The systematic review found 16 RCTs, with 7,759 patients. When they combined the data, they found that patients treated with biphasic insulin were more likely to reach their target HbA1c (7%) than those treated with basal or basal-bolus regimens. The odds ratios for these comparisons were:
- Biphasic versus basal (10 studies, mostly on insulin-naive patients): OR 1.88; 95% CI 1.38–2.55.
- Biphasic versus basal-bolus (3 studies, all on patients who were already using insulin): OR 1.75, 95% CI 1.11–2.77.
The following comparisons showed no significant difference in the number of people achieving target:
- Biphasic versus prandial (3 studies),
- Prandial versus basal (4 studies).
The CRD concluded:
The small number of trials for some comparisons and high heterogeneity make generalisability unclear. These limitations of the evidence-base were exacerbated by moderate-to-low trial quality which introduced potential for bias.

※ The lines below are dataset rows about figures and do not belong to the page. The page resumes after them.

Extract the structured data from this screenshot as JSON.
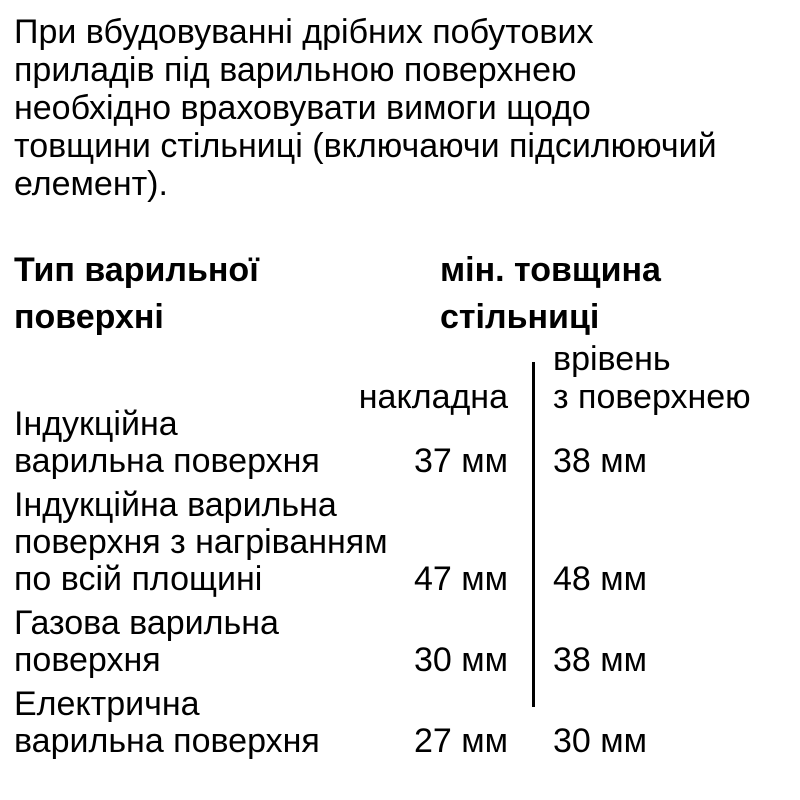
{
  "intro": "При вбудовуванні дрібних побутових\nприладів під варильною поверхнею\nнеобхідно враховувати вимоги щодо\nтовщини стільниці (включаючи підсилюючий\nелемент).",
  "table": {
    "col1_header": "Тип варильної\nповерхні",
    "col2_header": "мін. товщина\nстільниці",
    "subcolumns": {
      "overlay_label": "накладна",
      "flush_label": "врівень\nз поверхнею"
    },
    "rows": [
      {
        "name": "Індукційна\nварильна поверхня",
        "overlay": "37 мм",
        "flush": "38 мм"
      },
      {
        "name": "Індукційна варильна\nповерхня з нагріванням\nпо всій площині",
        "overlay": "47 мм",
        "flush": "48 мм"
      },
      {
        "name": "Газова варильна\nповерхня",
        "overlay": "30 мм",
        "flush": "38 мм"
      },
      {
        "name": "Електрична\nварильна поверхня",
        "overlay": "27 мм",
        "flush": "30 мм"
      }
    ]
  },
  "colors": {
    "background": "#ffffff",
    "text": "#000000",
    "divider": "#000000"
  }
}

Users of this research should consider:
- Was the review clearly focused enough? There may have been important clinical differences between the patient populations of the individual trials. For example, some patients were starting insulin whilst others were already on insulin.
- Very different insulin regimens were involved: basal, biphasic, prandial or basal-bolus. Consider carefully how transferable these findings would be to your circumstances.
- What is the sensitivity of these results to potential bias in individual studies?
- Given the wide confidence intervals, it seems that more research is needed to reduce the uncertainty around the benefits of biphasic insulin.
- The search was done in January 2010; it’s likely that new research has been published since.
Giugliano D, Maiorino MI, Bellastella G, Chiodini P, Ceriello A, Esposito K. Efficacy of insulin analogs in achieving the hemoglobin A1c target of <7% in type 2 diabetes: meta-analysis of randomized controlled trials. Diabetes Care 2011; 34(2): 510-517.